Hiatt was coming off a career high, with Bring the Family, a masterstroke recorded with Ry Cooder, Nick Lowe and Jim Keltner (who would eventually coalesce for a single eponymous disc as Little Village, taking its name from a Sonny Boy Williamson recording).
Slow Turning upped the ante on Family, packed with Hiatt’s sly humor and his swampiest, growlingest vocals to date. He had a dozen great songs, and, tellingly, he had a terrific band in a Louisiana trio dubbed The Goners. The rhythm section — drummer Kenneth Blevins and bassist David Ranson — was tighter than a rat’s asshole and guitarist Sonny Landreth was, quite simply, a revelation.
Landreth, who would later be hailed as one of the all-time greats by Eric Clapton, played slide like a demon, inventing new ways and new tones by playing in back of the glass, over the neck, behind his eyes and inside out. Mother. Fucker.
30 years ago, Mr. Nippertown and I were lucky enough to catch The Goners on the road, more than once. Mr. Nippertown had invented the word “begoggled” to describe his emotional state at a private event featuring music by Art and Aaron Neville. Evidently it’s a word with Louisiana roots because it’s the only way to describe how
we felt watching Landreth live.
I’ve since seen the man (Landreth) at everything from backyard Frito chili pie parties in Austin to louder-than-god band gigs at the Turning Point. Begoggled every time.
30 years later at the sold-out show atThe Egg’s Hart Theatre, begoggled again. Mother. Fucker.
Hiatt and The Goners are on the road, celebrating Slow Turning’s auspicious birthday by playing it in full. The crew hit Albany as part of the journey, with Hiatt praising the venue he’s played many times, not for its curious shape, but for its welcoming vibe.
The beauty was that this was no note-for-note nod, but a living thing. A concert for the room. Music for now.
Hiatt’s phrasing on the album is a wonder, with as much information packed in to the spaces as into the words. In his Friday night show at The Egg, he was much more casual with his mouth, tossing off key lines and killer choruses with the wisdom of his age, seen through a cracked rear view.
Hiatt was looser, having fun.

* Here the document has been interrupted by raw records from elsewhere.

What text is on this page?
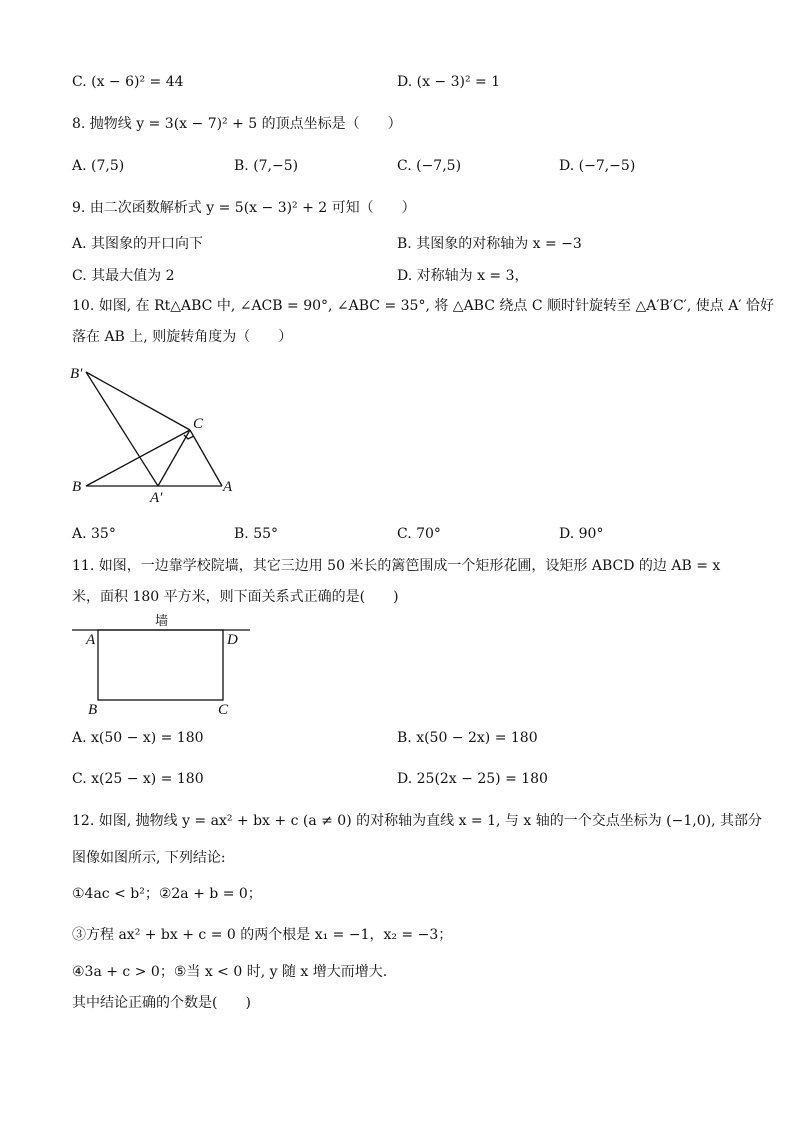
C. (x − 6)² = 44	D. (x − 3)² = 1
8. 抛物线 y = 3(x − 7)² + 5 的顶点坐标是（　　）
A. (7,5)	B. (7,−5)	C. (−7,5)	D. (−7,−5)
9. 由二次函数解析式 y = 5(x − 3)² + 2 可知（　　）
A. 其图象的开口向下	B. 其图象的对称轴为 x = −3
C. 其最大值为 2	D. 对称轴为 x = 3，
10. 如图, 在 Rt△ABC 中, ∠ACB = 90°, ∠ABC = 35°, 将 △ABC 绕点 C 顺时针旋转至 △A′B′C′, 使点 A′ 恰好
落在 AB 上, 则旋转角度为（　　）
B′
C
B
A′
A
A. 35°	B. 55°	C. 70°	D. 90°
11. 如图，一边靠学校院墙，其它三边用 50 米长的篱笆围成一个矩形花圃，设矩形 ABCD 的边 AB = x
米，面积 180 平方米，则下面关系式正确的是(　　)
墙
A	D
B	C
A. x(50 − x) = 180	B. x(50 − 2x) = 180
C. x(25 − x) = 180	D. 25(2x − 25) = 180
12. 如图, 抛物线 y = ax² + bx + c (a ≠ 0) 的对称轴为直线 x = 1, 与 x 轴的一个交点坐标为 (−1,0), 其部分
图像如图所示, 下列结论:
①4ac < b²；②2a + b = 0；
③方程 ax² + bx + c = 0 的两个根是 x₁ = −1，x₂ = −3；
④3a + c > 0；⑤当 x < 0 时, y 随 x 增大而增大.
其中结论正确的个数是(　　)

He’s sung many of these songs hundreds of times without The Goners (who did more than one disc with him), and he took advantage of having them back by getting greezy. “Paper Thin” was fonky! “Tennessee Plates” was rippin’.
And he clearly relished standing beside Landreth again, who shook things up on his own, playing — pretty hard to believe — better than ever. For all his fire and brimstone (good lord, to hear the man slide a Firebird!), Landreth knows how to lay out, and his spare commentary on “Icy Blue Heart,” such a highlight of the original album, was as chill as the title. And perfect, too.
Best of the evening was “Is Anybody There?” with Hiatt behind the piano. He hit the keys again for an encore of Family’s “Have a Little Faith in Me.” And he opened the show with a generous selection of solo acoustic tunes, including new stuff slated for an upcoming disc.
It’s a longtime trend, paying tribute to entire albums — of one’s own as well as others. It’s not a bad thing, unless it’s purely a nostalgia trip. It was grand to hear Hiatt look back. It will be more interesting (as evinced by those solo numbers) to see what he does next.